Intuitivement et théoriquement, le producteur tirera son épingle du jeu en optant pour une certification ou un mode de production pour lequel le marché valorise son travail et le rémunère, car s’il choisit plutôt de faire un effort pour la collectivité, il ne perçoit aucune compensation de la part du marché.
Alors, devrions-nous craindre le relâchement des efforts déployés pour l’implantation de pratiques de production durable? Heureusement, ce scénario est moins probable. Les raisons sont à la fois simples et nombreuses. En effet, un producteur de grains ou d’une autre commodité est avant tout un citoyen et partage donc les mêmes préoccupations que ses semblables s’il y a un risque de détérioration des ressources naturelles, avec lesquelles il vit déjà une symbiose permanente. Ainsi, même sans une prime pour la certification du produit, le producteur ne peut être nonchalant. Outre l’esprit citoyen des producteurs agricoles, les règlements et la pression sociétale sont des facteurs additionnels auxquels ils doivent prêter attention, même s’ils ne sont pas rétribués pour les respecter.

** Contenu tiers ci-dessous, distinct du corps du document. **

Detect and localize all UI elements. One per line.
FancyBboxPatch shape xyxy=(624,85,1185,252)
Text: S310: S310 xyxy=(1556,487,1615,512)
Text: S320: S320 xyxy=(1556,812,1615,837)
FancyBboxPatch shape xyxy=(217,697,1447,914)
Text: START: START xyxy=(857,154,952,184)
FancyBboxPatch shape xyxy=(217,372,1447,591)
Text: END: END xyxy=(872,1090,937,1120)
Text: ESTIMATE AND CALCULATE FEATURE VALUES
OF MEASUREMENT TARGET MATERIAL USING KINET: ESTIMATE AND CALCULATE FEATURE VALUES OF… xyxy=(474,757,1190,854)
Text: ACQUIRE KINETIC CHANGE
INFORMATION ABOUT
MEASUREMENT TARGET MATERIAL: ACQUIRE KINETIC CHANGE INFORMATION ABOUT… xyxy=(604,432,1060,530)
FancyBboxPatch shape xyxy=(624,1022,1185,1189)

D’une façon générale, l’utilisateur et le consommateur d’une denrée alimentaire paient pour la certification, quand elle existe, et cela pour chaque produit. Le producteur déploie quant à lui des efforts en continu pour répondre à des attentes, même s’il n’est pas rémunéré pour ces efforts ou ne l’est pas d’une façon adéquate. En définitive, tout le monde paie pour la durabilité des ressources, chacun selon ses attentes et dépendamment de sa position dans la chaîne de valeur. La seule situation de perte se produirait lorsqu’un principe considéré comme durable aujourd’hui le serait moins dans quelques années et qu’on aurait entre-temps mobilisé beaucoup de ressources et d’efforts pour l’implanter, le tester et le promouvoir.